Research by financial services provider HSBC has shown that most investments in a low-carbon economy – for example, building for energy efficiency, renewable energy technologies, low-carbon vehicles, rail transport, and ‘smart’ grids and meters – lead to strong economic multipliers.1
This was put to the test in response to the global financial crisis with South Korea investing 81 per cent of its stimulus package – some US$30 billion (or 2.3 per cent of their annual GDP) – on green investments that led to job creation, with the EU at 58.7 per cent, China at 37.8 per cent, and the US at 9.8 per cent.
However delivering jobs and growth from such investments requires not only rapid technological innovation, but a ‘whole of society’ approach. Governments will need to revise relevant policies; business and industry will need to carefully re-assess operations; the professions will need to renew their curriculum and practice; research organisations will need to identify new opportunities; and consumers will need to revise their purchase choices.
In 1997, the book Factor Four2 presented compelling evidence to show that significant reductions in the consumption of energy and water could be profitable. More than a decade later, a new book, Factor Five3 revisits and builds on the previous work to present the case for sector-wide advances that can deliver significant resource productivity improvements over the coming decades. The book presents a collaboration between the Australian team from The Natural Edge Project led by Charlie Hargroves, and the original lead author of Factor Four, Professor Ernst von Weizsäcker.

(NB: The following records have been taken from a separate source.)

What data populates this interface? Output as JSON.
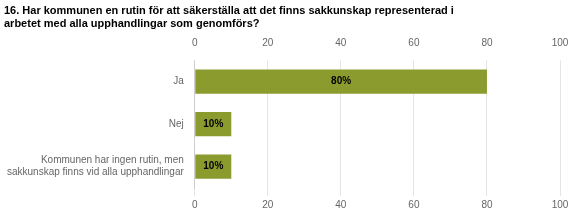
{
  "chart_data": {
    "type": "bar",
    "orientation": "horizontal",
    "title": "16. Har kommunen en rutin för att säkerställa att det finns sakkunskap representerad i\narbetet med alla upphandlingar som genomförs?",
    "categories": [
      "Ja",
      "Nej",
      "Kommunen har ingen rutin, men\nsakkunskap finns vid alla upphandlingar"
    ],
    "values": [
      80,
      10,
      10
    ],
    "value_labels": [
      "80%",
      "10%",
      "10%"
    ],
    "data_labels": true,
    "color": "#8B9B2E",
    "xlim": [
      0,
      100
    ],
    "xticks": [
      0,
      20,
      40,
      60,
      80,
      100
    ],
    "grid": true
  }
}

The factor five concept is that of delivering five times more value with the same input or, alternatively, using one-fifth the resources to deliver the same value with the aim of achieving 80 per cent resource productivity improvements.

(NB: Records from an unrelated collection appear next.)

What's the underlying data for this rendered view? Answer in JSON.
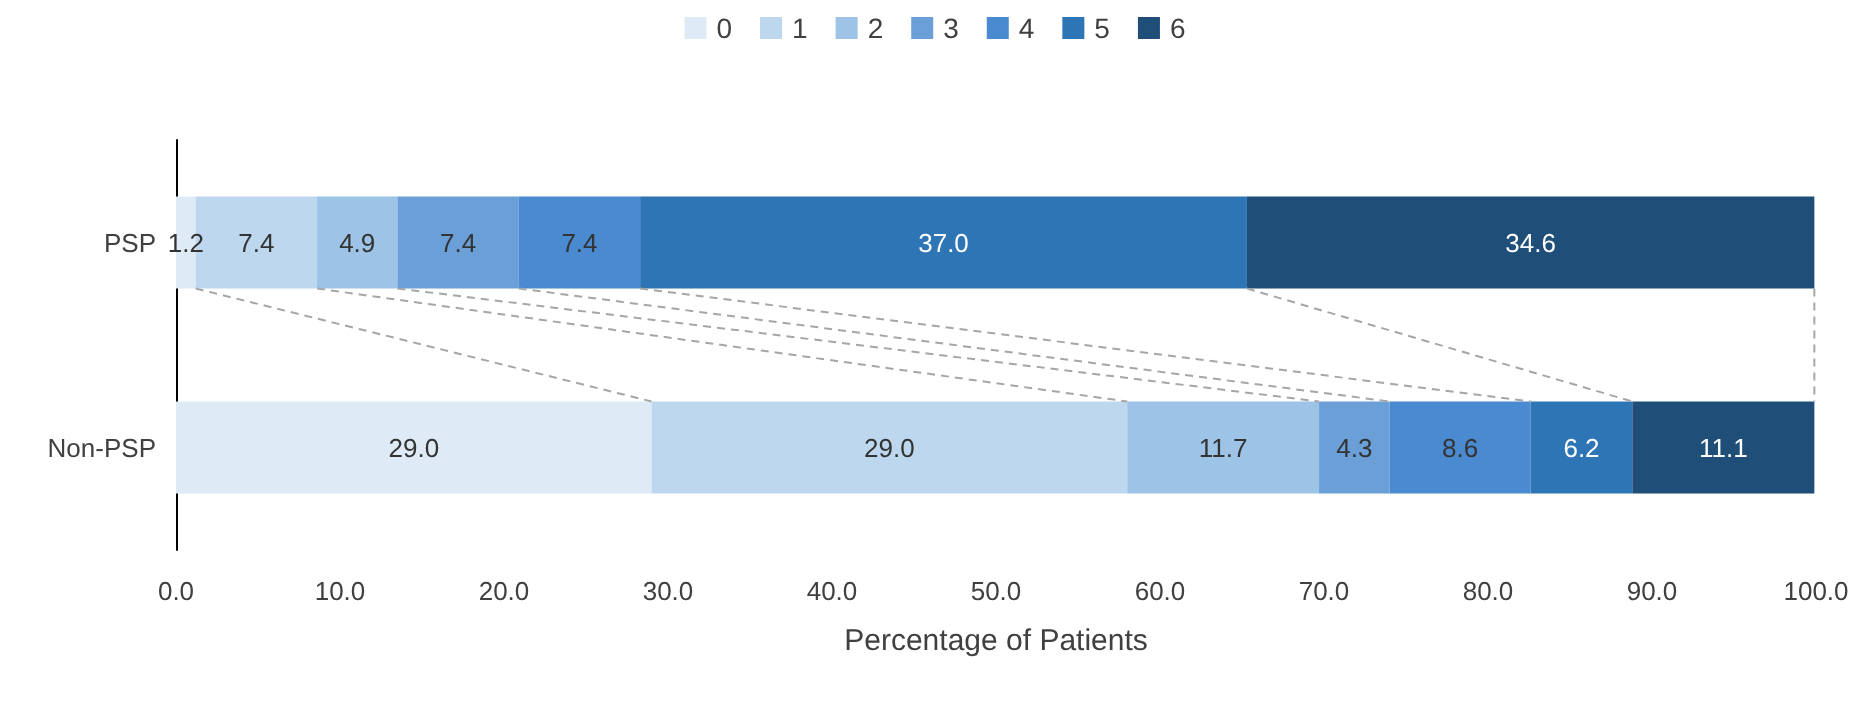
{
  "chart_data": {
    "type": "bar",
    "orientation": "horizontal",
    "stacked": true,
    "xlabel": "Percentage of Patients",
    "categories": [
      "PSP",
      "Non-PSP"
    ],
    "series": [
      {
        "name": "0",
        "color": "#deebf7",
        "values": [
          1.2,
          29.0
        ],
        "value_labels": [
          "1.2",
          "29.0"
        ]
      },
      {
        "name": "1",
        "color": "#bdd7ee",
        "values": [
          7.4,
          29.0
        ],
        "value_labels": [
          "7.4",
          "29.0"
        ]
      },
      {
        "name": "2",
        "color": "#9dc3e6",
        "values": [
          4.9,
          11.7
        ],
        "value_labels": [
          "4.9",
          "11.7"
        ]
      },
      {
        "name": "3",
        "color": "#6a9fd8",
        "values": [
          7.4,
          4.3
        ],
        "value_labels": [
          "7.4",
          "4.3"
        ]
      },
      {
        "name": "4",
        "color": "#4a8ad0",
        "values": [
          7.4,
          8.6
        ],
        "value_labels": [
          "7.4",
          "8.6"
        ]
      },
      {
        "name": "5",
        "color": "#2e75b6",
        "values": [
          37.0,
          6.2
        ],
        "value_labels": [
          "37.0",
          "6.2"
        ]
      },
      {
        "name": "6",
        "color": "#1f4e79",
        "values": [
          34.6,
          11.1
        ],
        "value_labels": [
          "34.6",
          "11.1"
        ]
      }
    ],
    "xlim": [
      0,
      100
    ],
    "xticks": [
      {
        "value": 0,
        "label": "0.0"
      },
      {
        "value": 10,
        "label": "10.0"
      },
      {
        "value": 20,
        "label": "20.0"
      },
      {
        "value": 30,
        "label": "30.0"
      },
      {
        "value": 40,
        "label": "40.0"
      },
      {
        "value": 50,
        "label": "50.0"
      },
      {
        "value": 60,
        "label": "60.0"
      },
      {
        "value": 70,
        "label": "70.0"
      },
      {
        "value": 80,
        "label": "80.0"
      },
      {
        "value": 90,
        "label": "90.0"
      },
      {
        "value": 100,
        "label": "100.0"
      }
    ],
    "grid": false,
    "legend": "top"
  }
}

A ‘factor five’ approach to producing food crops might include the use of drip irrigation to replace spray systems, which use more water.
Such a transformational improvement is achievable through a ‘whole system approach’ – this means that productivity gains in the use of water, energy and materials affect each other. For example, if a household or business reduces their hot water consumption, this would also reduce associated onsite heating, water treatment and distribution costs. The result would be reduced electricity use and lower greenhouse gas emissions in the home or business, and by the water utility.
In adopting this approach, the first place for a business to start is asking the right questions before the design or retrofit phase, as this can lead to significant resource productivity improvements, cost reductions, and superior performance and outcomes. This may take the form of a facilitated scoping or design ‘charrette’ that involves the design and project teams. Questions to ask at this stage might include: What is the required service? How else can this same service be provided with less environmental impact? This typically leads to different or new design options that can dramatically change the outcome by reducing environmental impacts but still provide the same service.
Examples are all around us. Many companies now use videoconferencing to reduce air travel; more designers are using natural light and advanced lamps to reduce the use of energy intensive lights in buildings; restaurants are now installing super-insulated equipment to reduce heat-generation from ovens thus reducing air-conditioning requirements. Innovative companies are now using geopolymer materials to replace energy-intensive Portland cement in the building sector. Power utilities are investigating how energy-efficiency measures can provide financial rewards to both the utility and the customer.
The reality is that, by and large, consumers will consume what is important to them, and producers will produce what is profitable to them. Hence, as Ernst von Weizsäcker has long advocated, resource productivity should become ever-more profitable for producers, and resource-saving goods and services should become more affordable to consumers than conventional, resource-wasteful options.
1 Robins N, Clover R & Singh C (2009) A Climate for Recovery – The Colour of Stimulus Goes Green. HSBC Global Research, London.
2 von Weizsäcker E, Lovins A & Lovins L (1997) Factor 4: Doubling Wealth, Halving Resource Use. Earthscan, London.
3 von Weizsäcker E, Hargroves K, Smith M, Desha C & Stasinopoulos P (2009) Factor 5: Transforming the Global Economy through 80% Improvements in Resource Productivity. Earthscan Press, London.
(See www.naturaledgeproject.net/Factor5.aspx for sample chapters).